TROIS TERROIRS

POUR UN GRAND VIN

 

Quel est le secret d'un terroir pour faire un grand vin ? , En été, il faut que la vigne soit rationnée en eau et que ce rationnement soit lent et progressif sinon les baies se gorgent et les arômes se diluent ", rappelle Jean-Pierre Argillier, responsable de la filière viticole à la Chambre d'agriculture de l'Hérault. En Languedoc-Roussillon, les sols font le plein d'eau en automne et en hiver. Au printemps, la terre se réchauffe ; l'eau, circulant librement, permet à la vigne de produire en abondance feuilles et grappes (protéosynthèse), En période sèche estivale, où la région peut connaître jusqu'à 120 jours sans pluie, l'eau disparaît de la partie haute du sol. Brutalement, la vigne s'arrête de pousser, les baies commencent à virer, les grains verts deviennent bleus ou rouges. C'est là qu'intervient la qualité du sol. L'équilibre est subtil, Il faut qu'il soit suffisamment poreux et aéré pour ne pas retenir l'eau qui relancerait la pousse végétative et le grossissement des baies. Des racines profondes peuvent alors puiser l'eau accumulée dans les nappes phréatiques. Selon les études de Jean-Pierre Arganier, trois types de terroirs répondent à ces critères dans le Languedoc.

L'enracinement idéal

Jusqu'à 50 à 60 cm de profondeur, on trouve l'étage nutritionnel. La vigne développe un enracinement horizontal pour capter l'eau de ruissellement et les éléments nutritionnels de la terre. Entre 50 cm et 2 m de profondeur, les racines deviennent verticales. Elles s'amincissent en fins chevelues qui s'insinuent dans les fentes de clivage des argiles. Au-delà, un troisième niveau racinaire peut se développer.

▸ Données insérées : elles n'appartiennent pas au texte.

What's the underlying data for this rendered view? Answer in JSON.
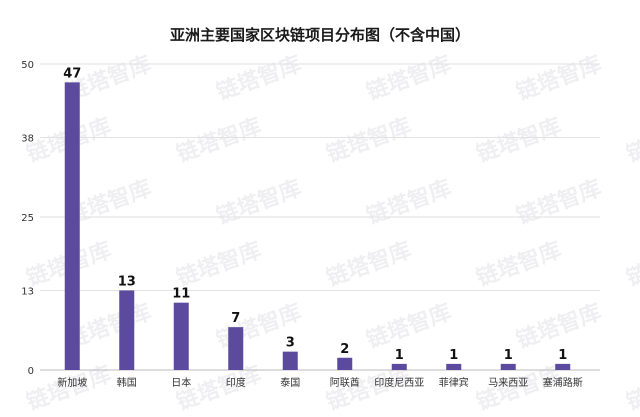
{
  "chart_data": {
    "type": "bar",
    "title": "亚洲主要国家区块链项目分布图（不含中国）",
    "categories": [
      "新加坡",
      "韩国",
      "日本",
      "印度",
      "泰国",
      "阿联酋",
      "印度尼西亚",
      "菲律宾",
      "马来西亚",
      "塞浦路斯"
    ],
    "values": [
      47,
      13,
      11,
      7,
      3,
      2,
      1,
      1,
      1,
      1
    ],
    "yticks": [
      "0",
      "13",
      "25",
      "38",
      "50"
    ],
    "ylim": [
      0,
      50
    ],
    "grid": true,
    "bar_color": "#5b4a9e",
    "watermark_text": "链塔智库"
  }
}
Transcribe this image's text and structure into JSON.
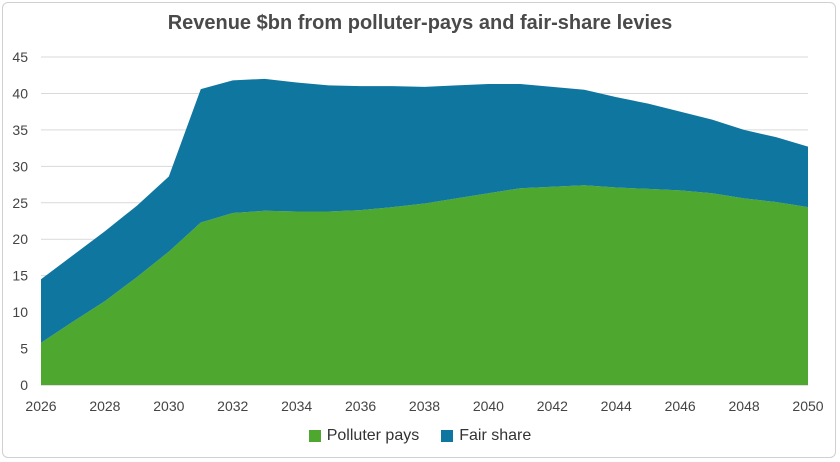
{
  "chart_data": {
    "type": "area",
    "stacked": true,
    "title": "Revenue $bn from polluter-pays and fair-share levies",
    "xlabel": "",
    "ylabel": "",
    "xlim": [
      2026,
      2050
    ],
    "ylim": [
      0,
      45
    ],
    "x_ticks": [
      2026,
      2028,
      2030,
      2032,
      2034,
      2036,
      2038,
      2040,
      2042,
      2044,
      2046,
      2048,
      2050
    ],
    "y_ticks": [
      0,
      5,
      10,
      15,
      20,
      25,
      30,
      35,
      40,
      45
    ],
    "grid": true,
    "legend_position": "bottom",
    "x": [
      2026,
      2027,
      2028,
      2029,
      2030,
      2031,
      2032,
      2033,
      2034,
      2035,
      2036,
      2037,
      2038,
      2039,
      2040,
      2041,
      2042,
      2043,
      2044,
      2045,
      2046,
      2047,
      2048,
      2049,
      2050
    ],
    "series": [
      {
        "name": "Polluter pays",
        "color": "#4ea72e",
        "values": [
          5.8,
          8.7,
          11.5,
          14.8,
          18.3,
          22.3,
          23.6,
          23.9,
          23.8,
          23.8,
          24.0,
          24.4,
          24.9,
          25.6,
          26.3,
          27.0,
          27.2,
          27.4,
          27.1,
          26.9,
          26.7,
          26.3,
          25.6,
          25.1,
          24.4
        ]
      },
      {
        "name": "Fair share",
        "color": "#0f76a0",
        "values": [
          8.7,
          9.1,
          9.6,
          9.8,
          10.3,
          18.3,
          18.2,
          18.1,
          17.7,
          17.3,
          17.0,
          16.6,
          16.0,
          15.5,
          15.0,
          14.3,
          13.7,
          13.1,
          12.4,
          11.7,
          10.8,
          10.1,
          9.4,
          8.9,
          8.3
        ]
      }
    ]
  }
}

Des racines parviennent à descendre jusqu'aux remontées capillaires des nappes phréatiques et permettent le ravitaillement en eau de la plante en période très sèche.

Sols de graves

Ce sont des terrasses alluviales constituées de graviers et de galets originaires du début du quaternaire. Les cailloux ont protégé le sol de l'érosion alentour, si bien que ces terrasses forment aujourd'hui des arêtes de 15 à 60 mètres de haut. Le sol est composé à 70 % de cailloux avec de l'argile rouge et du sable, les galets clairs réfléchissant la lumière du soleil vers les grappes. Une réverbération très bénéfique pour l'élaboration aromatique du fruit. Ce type de terrain autorise des enracinements très profonds avec un étage de chevelu, vers 1,60 m jusqu'à 2,50 m, qui survit en cas de sécheresse pendant 80 jours. Au-delà, des racines-relais plongent vers les remontées capillaires des nappes phréatiques. Sur ces terroirs, la palette aromatique est épicée avec des odeurs de laurier, de cades, de boules de genièvre écrasées, qui ressortent bien sur des assemblages de grenache, de syrah et de mourvèdre.

Sols schisteux

Ce sont des sols acides que l'on trouve surtout dans les paysages montagneux des régions de Lauret, Cabrières, Faugères et du Caroux. Ils sont constitués de sédiments argileux déposés il y a 300 millions d'années au fond des océans, puis comprimés, métamorphisés. Dam ces terrains pauvres, avec 70% de cailloux, le système racinaire est très variable en fonction de l'inclinaison des couches géologiques. Si le schiste est fissuré verticalement, il autorise des enracinements profonds. Sur ces terrains, les grappes sont menues, aérées, d'une grande qualité lorsqu'elles sont bien travaillées. Les parfums sont nettement plus puissants, parfois moins subtils que sur les graves, avec des arômes de garrigue, de résine de pin et de ciste. C'est sur ces coteaux que la syrah trouve ses meilleures expressions aromatiques.

 

 

Sols calcaires

Parmi les plus prometteurs, on trouve ceux des contreforts du Larzac. Là, les cultivateurs ont aménagé des terrasses de pierres qui, pour les plus anciennes, ont 1 000 ans. Ces terrasses ont retenu des éclats calcaires anguleux issus de la gélifraction. Ces matériaux ne sont pas comprimés, si bien que le sol est poreux, le rationnement en eau remarquable et les enracinements très profonds. Du point de vue climatique, ces terroirs sont intéressants, avec des températures fraîches et des expositions plein sud. Ils permettent de planter des cépages précoces, incultivables dans le reste du département où il fait trop chaud. Ici, la maturation du raisin est lente, les nuits fraîches permettant une remise en pression des tissus, qui rend la photosynthèse très active le matin. Sur ces terroirs se développent les arômes les plus fins avec des odeurs florales.